Natsuki peina à suivre la logique sur un point ou un autre, mais il n'insista pas et se contenta de sourire : l'essentiel était que Leika sente qu'elle avait bien son projet en main pour le mener de la façon qu'elle jugeait le mieux. L'heureux événement qu'elle attendait allait changer la vie de beaucoup de monde dans son entourage. La sienne et celle de son mari pour commencer, ainsi que de leur famille proche. Viendrait ensuite Natsuki, où l'absence de Leika au sein de son équipe allait très certainement se faire sentir. Elle était la doyenne de ses étudiants avec deux ans et demi à son actif, et une des rares à ne pas avoir abandonné en chemin. Matsudaï était réputée pour avoir brisé plus d'un étudiant, mais en réalité, il fallait plutôt dire qu'elle en avait sauvé plus d'un. Ceux qui avaient jeté l'éponge pour faire autre chose de leur vie après avoir passé quelques semaines dans son équipe étaient des gamins et des adolescents qui s'étaient trompés sur ce qu'était le métier de ninja. Tôt ou tard, la réalité de ce monde guerrier les aurait écrasé. Certains l'ont été avant d'avoir eu le temps de comprendre qu'ils s'étaient trompés de voie...

N'importe comment, au moins Leika semblait plus ravi en évoquant le cadeau de mariage que lui avait offert Natsuki – un bon d'achat dans une boutique de puériculture – plutôt que le chapeau parapluie et la boule à pluie qu'il lui avait ramené de Ame. Comme quoi la preuve en était : bon d'achat > tout le reste. Et puisque l'on parlait de son voyage au Pays de la Pluie.


« Hum... Je veux bien tout te dire, mais il risque d'avoir des moments gênants. Comme quand je suis sortie de l'hôtel alors qu'il ne tombait qu'une fine averse, et que j'ai manqué de me noyer en marchant dans ce que j'ai cru d'abord être flaque d'eau. Mais autrement, je ne sais pas vraiment quoi te dire de plus que ce que nous nous sommes déjà écrit dans nos carnet. Je veux dire, c'était juste un voyage d'affaire. J'ai fait la route à pied parce que cela m'entretient le corps et que de toute façon, aucun animal ne se laisse chevaucher par moi. C'était plaisant jusqu'à la frontière, ensuite il a plu à peu près tout le temps. »


Le Pays de la Pluie ne portait pas son nom par hasard.


« Parmi les quelques jours que j'ai passé là-bas, j'ai entendu pendant le repas que je prenais qu'un des autochtones trouvait qu'il pleuvait vraiment fort ce jour. Je te laisse imaginer ce que c'était pour quelqu'un qui ne connait même pas la couleur du soleil. »


Natsuki ne raconta pas à son étudiante que ce jour là, pour s'entrainer, il avait tenté de nager dans l'air, à travers la pluie. Un moment qu'il gardera sous silence non pas parce que c'était ridicule, mais parce que personne ne le croirait s'il disait que la pluie était si dense qu'il avait réussit.

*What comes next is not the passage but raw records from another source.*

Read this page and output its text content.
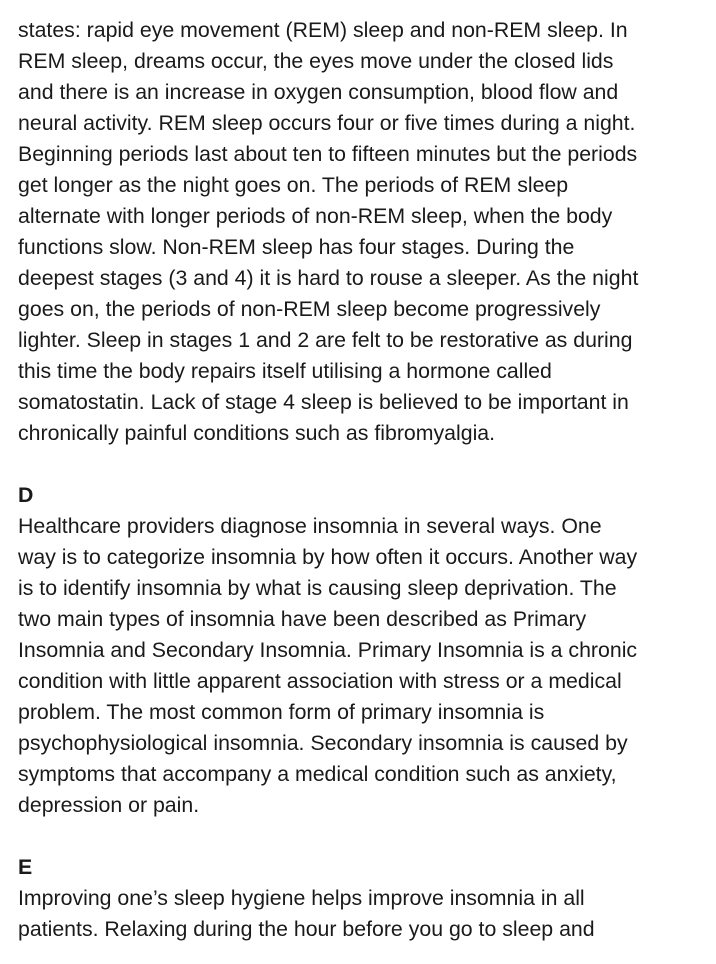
states: rapid eye movement (REM) sleep and non-REM sleep. In
REM sleep, dreams occur, the eyes move under the closed lids
and there is an increase in oxygen consumption, blood flow and
neural activity. REM sleep occurs four or five times during a night.
Beginning periods last about ten to fifteen minutes but the periods
get longer as the night goes on. The periods of REM sleep
alternate with longer periods of non-REM sleep, when the body
functions slow. Non-REM sleep has four stages. During the
deepest stages (3 and 4) it is hard to rouse a sleeper. As the night
goes on, the periods of non-REM sleep become progressively
lighter. Sleep in stages 1 and 2 are felt to be restorative as during
this time the body repairs itself utilising a hormone called
somatostatin. Lack of stage 4 sleep is believed to be important in
chronically painful conditions such as fibromyalgia.
D
Healthcare providers diagnose insomnia in several ways. One
way is to categorize insomnia by how often it occurs. Another way
is to identify insomnia by what is causing sleep deprivation. The
two main types of insomnia have been described as Primary
Insomnia and Secondary Insomnia. Primary Insomnia is a chronic
condition with little apparent association with stress or a medical
problem. The most common form of primary insomnia is
psychophysiological insomnia. Secondary insomnia is caused by
symptoms that accompany a medical condition such as anxiety,
depression or pain.
E
Improving one’s sleep hygiene helps improve insomnia in all
patients. Relaxing during the hour before you go to sleep and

« J'ai eu deux ou trois rencontres aléatoires sur la route, à l'aller comme au retour, mais rien de bien fascinant. Les chemins ne sont toujours pas très sûrs, et ce malgré la fin des conflits révolutionnaires. Tout le monde n'a pas encore finit de se relever des conséquences de tous ces combats, ce qui entraine encore des vagues de banditisme. Mais curieusement, au Pays de la Pluie, la criminalité est assez basse. Je pense que cela vient de l'essore industriel que connait le pays, il n'y a pas trop de crise de l'emploi même si les salaires sont relativement bas. »

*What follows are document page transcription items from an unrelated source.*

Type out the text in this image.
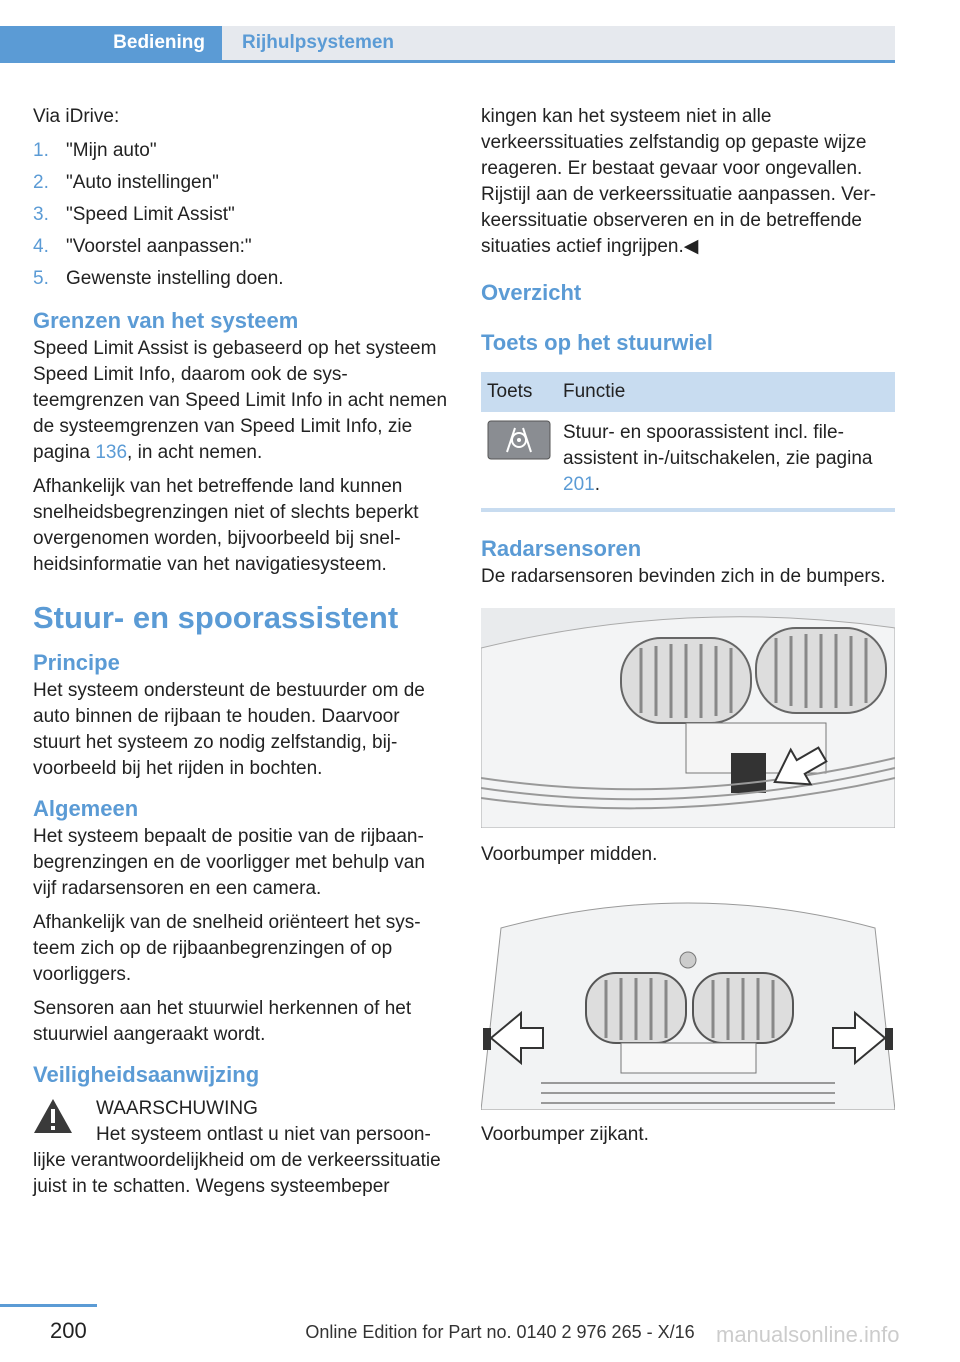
Bediening	Rijhulpsystemen

Via iDrive:

1. "Mijn auto"
2. "Auto instellingen"
3. "Speed Limit Assist"
4. "Voorstel aanpassen:"
5. Gewenste instelling doen.
Grenzen van het systeem

Speed Limit Assist is gebaseerd op het systeem Speed Limit Info, daarom ook de systeemgrenzen van Speed Limit Info in acht nemen de systeemgrenzen van Speed Limit Info, zie pagina 136, in acht nemen.

Afhankelijk van het betreffende land kunnen snelheidsbegrenzingen niet of slechts beperkt overgenomen worden, bijvoorbeeld bij snelheidsinformatie van het navigatiesysteem.

Stuur- en spoorassistent
Principe

Het systeem ondersteunt de bestuurder om de auto binnen de rijbaan te houden. Daarvoor stuurt het systeem zo nodig zelfstandig, bijvoorbeeld bij het rijden in bochten.

Algemeen

Het systeem bepaalt de positie van de rijbaanbegrenzingen en de voorligger met behulp van vijf radarsensoren en een camera.

Afhankelijk van de snelheid oriënteert het systeem zich op de rijbaanbegrenzingen of op voorliggers.

Sensoren aan het stuurwiel herkennen of het stuurwiel aangeraakt wordt.

Veiligheidsaanwijzing
WAARSCHUWING
Het systeem ontlast u niet van persoonlijke verantwoordelijkheid om de verkeerssituatie juist in te schatten. Wegens systeembeper

kingen kan het systeem niet in alle verkeerssituaties zelfstandig op gepaste wijze reageren. Er bestaat gevaar voor ongevallen. Rijstijl aan de verkeerssituatie aanpassen. Verkeerssituatie observeren en in de betreffende situaties actief ingrijpen.◀

Overzicht
Toets op het stuurwiel
Toets	Functie
	Stuur- en spoorassistent incl. fileassistent in-/uitschakelen, zie pagina 201.
Radarsensoren

De radarsensoren bevinden zich in de bumpers.

Voorbumper midden.

Voorbumper zijkant.

200	Online Edition for Part no. 0140 2 976 265 - X/16 manualsonline.info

Natsuki se renseignait toujours sur les Pays qu'il visitait – ou allait visiter - : très important lorsque l'on partait là-bas pour négocier.


« Enfin, passons, mon voyage s'est bien passé. J'ai pu négocier les accords commerciaux que je voulais. Une compagnie de transport s'est établit là bas il y a peu de temps, et cherchait ses premiers clients. Je leur ai proposé de faire la navette entre le Pays du Vent et celui du Feu, comme ils sont entre les deux. Cela m'évitera de dépenser une fortune et de perdre un temps possible à chaque fois que je dois refaire mon stock de céréales. »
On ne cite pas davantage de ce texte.